The lymphocytes, totaling 2 × 10⁶ cells per culture flask, were incubated with CYS-AgNPs at concentrations of 5 and 10 mg L⁻¹, CYS-AgNPs were added to the culture medium as suspensions with pH values of 4.0 and 9.0 (adjusted using Trizma buffer). Following 24 h of treatment, COLO-720L and HUT-78 cells were rinsed with PBS buffer. Subsequently, the lymphocytes were detached from the substrate surface using a 1 mM EDTA solution in PBS. The cells were then centrifuged and resuspended in fresh complete culture medium. Next, they were fixed using 2.5% glutaraldehyde in 0.1 M cacodylate buffer (pH 7.4) at 10 °C. After fixation, the cells were post-fixed in 1% osmium tetroxide in cacodylate buffer for 1 h. Following another wash in cacodylate buffer, the lymphocytes were dehydrated in a series of ethanol solutions with concentrations of 50%, 70%, 96%, and 100%. Subsequently, the cells were treated with propylene oxide for 5 min and embedded in Poly/Bed 812. Once the polymerization process was completed, samples were sectioned using a Leica UC7 ultramicrotome. Discs with a thickness of 70 nm were mounted on Formvar-coated single slot copper grids and contrasted with uranyl acetate and lead citrate. Finally, the samples were examined using a JEOL (Tokyo, Japan) 2100HT electron microscope.
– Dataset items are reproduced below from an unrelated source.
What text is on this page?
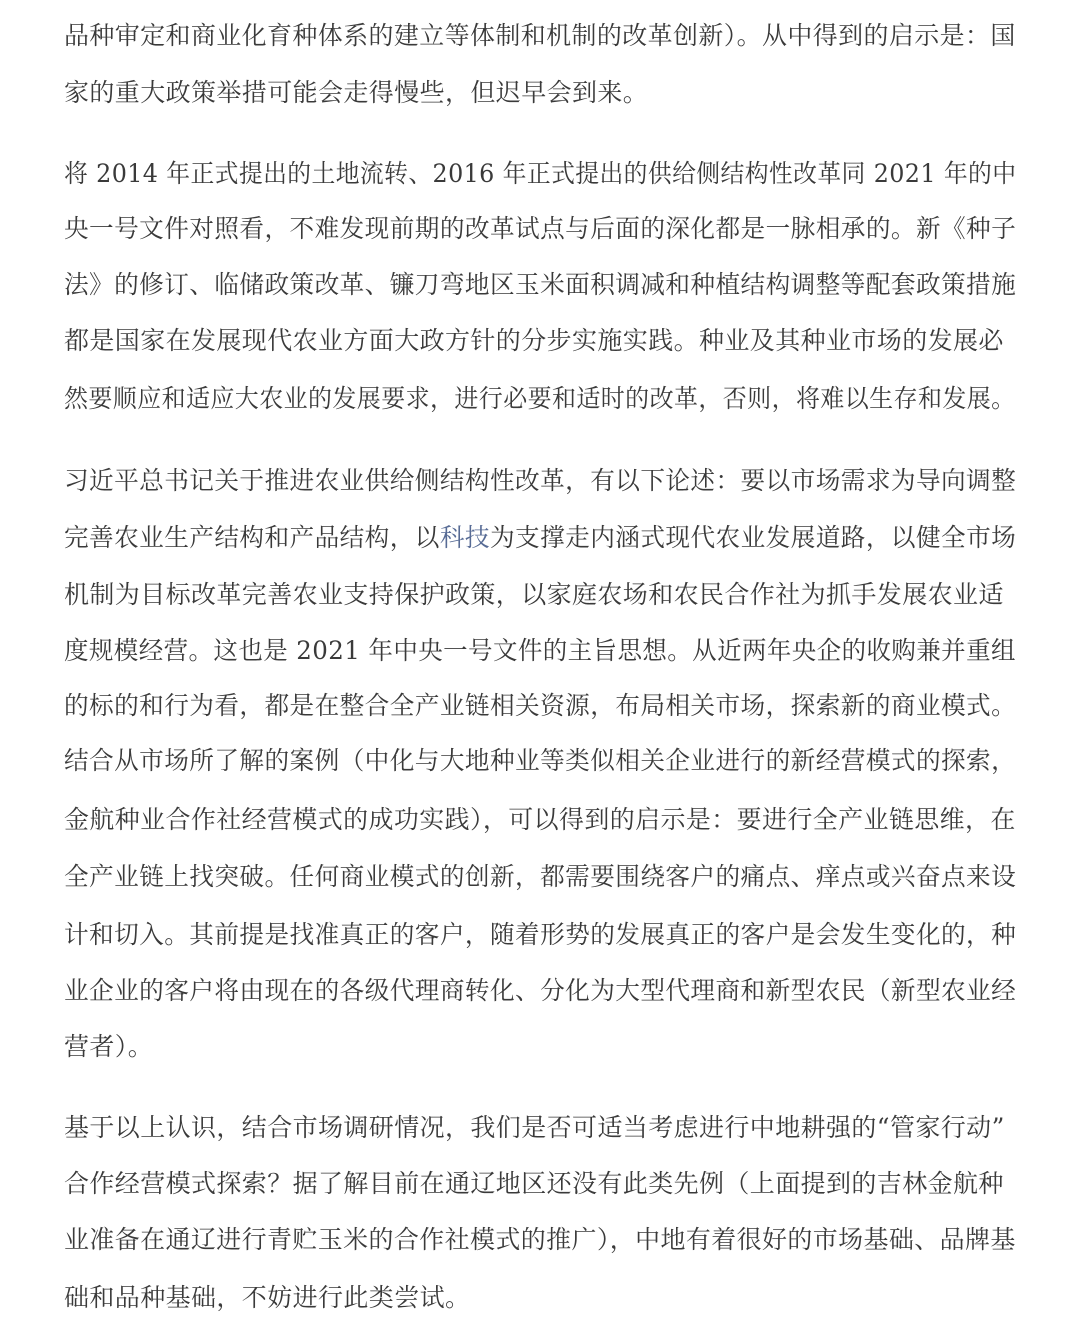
品种审定和商业化育种体系的建立等体制和机制的改革创新）。从中得到的启示是：国
家的重大政策举措可能会走得慢些，但迟早会到来。
将 2014 年正式提出的土地流转、2016 年正式提出的供给侧结构性改革同 2021 年的中
央一号文件对照看，不难发现前期的改革试点与后面的深化都是一脉相承的。新《种子
法》的修订、临储政策改革、镰刀弯地区玉米面积调减和种植结构调整等配套政策措施
都是国家在发展现代农业方面大政方针的分步实施实践。种业及其种业市场的发展必
然要顺应和适应大农业的发展要求，进行必要和适时的改革，否则，将难以生存和发展。
习近平总书记关于推进农业供给侧结构性改革，有以下论述：要以市场需求为导向调整
完善农业生产结构和产品结构，以科技为支撑走内涵式现代农业发展道路，以健全市场
机制为目标改革完善农业支持保护政策，以家庭农场和农民合作社为抓手发展农业适
度规模经营。这也是 2021 年中央一号文件的主旨思想。从近两年央企的收购兼并重组
的标的和行为看，都是在整合全产业链相关资源，布局相关市场，探索新的商业模式。
结合从市场所了解的案例（中化与大地种业等类似相关企业进行的新经营模式的探索，
金航种业合作社经营模式的成功实践），可以得到的启示是：要进行全产业链思维，在
全产业链上找突破。任何商业模式的创新，都需要围绕客户的痛点、痒点或兴奋点来设
计和切入。其前提是找准真正的客户，随着形势的发展真正的客户是会发生变化的，种
业企业的客户将由现在的各级代理商转化、分化为大型代理商和新型农民（新型农业经
营者）。
基于以上认识，结合市场调研情况，我们是否可适当考虑进行中地耕强的“管家行动”
合作经营模式探索？据了解目前在通辽地区还没有此类先例（上面提到的吉林金航种
业准备在通辽进行青贮玉米的合作社模式的推广），中地有着很好的市场基础、品牌基
础和品种基础，不妨进行此类尝试。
3.12. Statistical Analysis

The cellular response to CYS-AgNP treatment was investigated in five independent replicates for each biochemical assay conducted. The collected data were averaged to determine the standard deviation. Significant differences compared to the control group were assessed using the SAS analysis of variance (ANOVA) procedure. Statistical analysis of the results obtained from each biochemical assay was performed using the Duncan multirange test, with a significance level set at p < 0.05, utilizing PC SAS 8.0 software (SAS Institute, Hong Kong).

4. Conclusions

Cysteine-stabilized AgNPs (CYS-AgNPs) were synthesized in the form of aqueous suspension via the reduction of silver ions, delivered in the form of silver nitrate, by sodium borohydride and the functionalization of the AgNP surfaces by cysteine molecules under acidic and anaerobic conditions. The physicochemical characteristics showed that CYS-AgNPs exhibited an isoelectric point at pH 5.1. It was determined that CYS-AgNPs were stable at pH 4.0, 7.4, and 9.0 when the ionic strength did not exceed the value of 10⁻² M. The stability of CYS-AgNPs dispersed in the full RPMI1640 medium supplemented with 10% FBS was also confirmed by UV-Vis measurements and TEM imaging.
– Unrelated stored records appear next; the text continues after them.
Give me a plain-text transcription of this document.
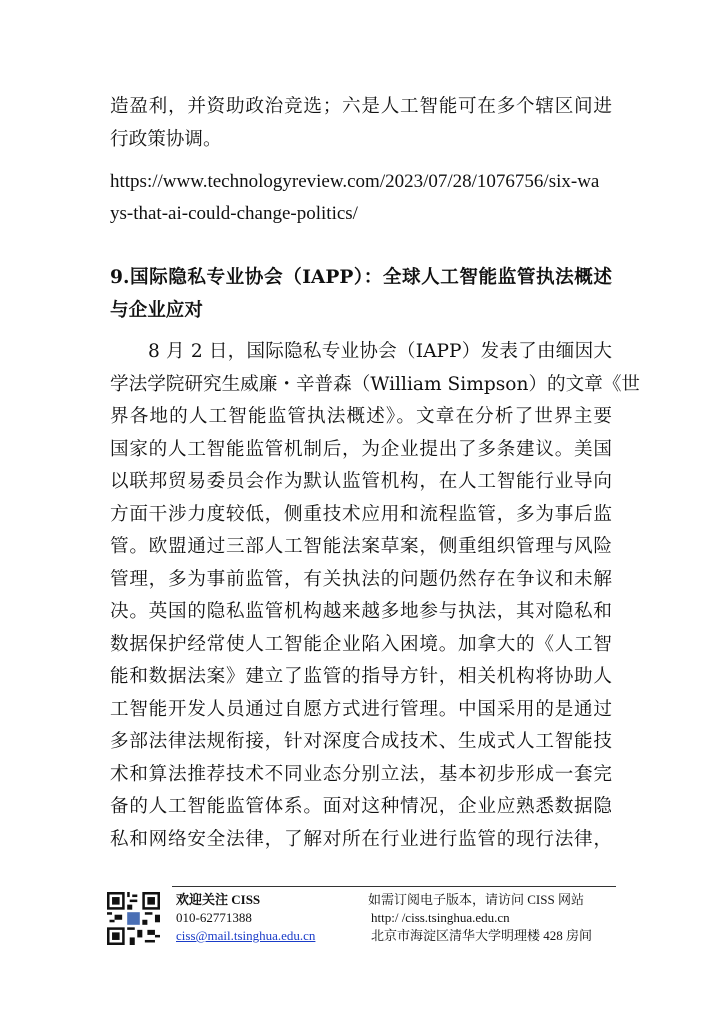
造盈利，并资助政治竞选；六是人工智能可在多个辖区间进
行政策协调。
https://www.technologyreview.com/2023/07/28/1076756/six-wa
ys-that-ai-could-change-politics/
9.国际隐私专业协会（IAPP）：全球人工智能监管执法概述
与企业应对
8 月 2 日，国际隐私专业协会（IAPP）发表了由缅因大
学法学院研究生威廉・辛普森（William Simpson）的文章《世
界各地的人工智能监管执法概述》。文章在分析了世界主要
国家的人工智能监管机制后，为企业提出了多条建议。美国
以联邦贸易委员会作为默认监管机构，在人工智能行业导向
方面干涉力度较低，侧重技术应用和流程监管，多为事后监
管。欧盟通过三部人工智能法案草案，侧重组织管理与风险
管理，多为事前监管，有关执法的问题仍然存在争议和未解
决。英国的隐私监管机构越来越多地参与执法，其对隐私和
数据保护经常使人工智能企业陷入困境。加拿大的《人工智
能和数据法案》建立了监管的指导方针，相关机构将协助人
工智能开发人员通过自愿方式进行管理。中国采用的是通过
多部法律法规衔接，针对深度合成技术、生成式人工智能技
术和算法推荐技术不同业态分别立法，基本初步形成一套完
备的人工智能监管体系。面对这种情况，企业应熟悉数据隐
私和网络安全法律，了解对所在行业进行监管的现行法律，
欢迎关注 CISS
010-62771388
ciss@mail.tsinghua.edu.cn
如需订阅电子版本，请访问 CISS 网站
http:/ /ciss.tsinghua.edu.cn
北京市海淀区清华大学明理楼 428 房间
Based on the streaming potential investigations, it was found that the surface of both positively and negatively charged CYS-AgNPs was modified by the adsorption of proteins present in the culture media. Nevertheless, the toxic effect of CYS-AgNPs on COLO-720L and HUT-78 cell lines was significantly stronger when they were introduced to the culture medium as positively charged. CYS-AgNPs(+) reduced cell viability more intensively than negatively charged CYS-AgNPs at the same concentration. Moreover, positively charged CYS-AgNPs strongly damaged the integrity of the cell membrane, which was detected by enhanced LDH release. The genotoxic effect and the morphological changes of the cells were also more intense in the case of treatment with positively charged CYS-AgNPs. The conducted studies revealed that despite CYS-AgNPs being characterized by the same chemical structure of the stabilizing layers, their toxicity towards COLO-720L and HUT-78 cell lines was mainly modulated by their surface charge.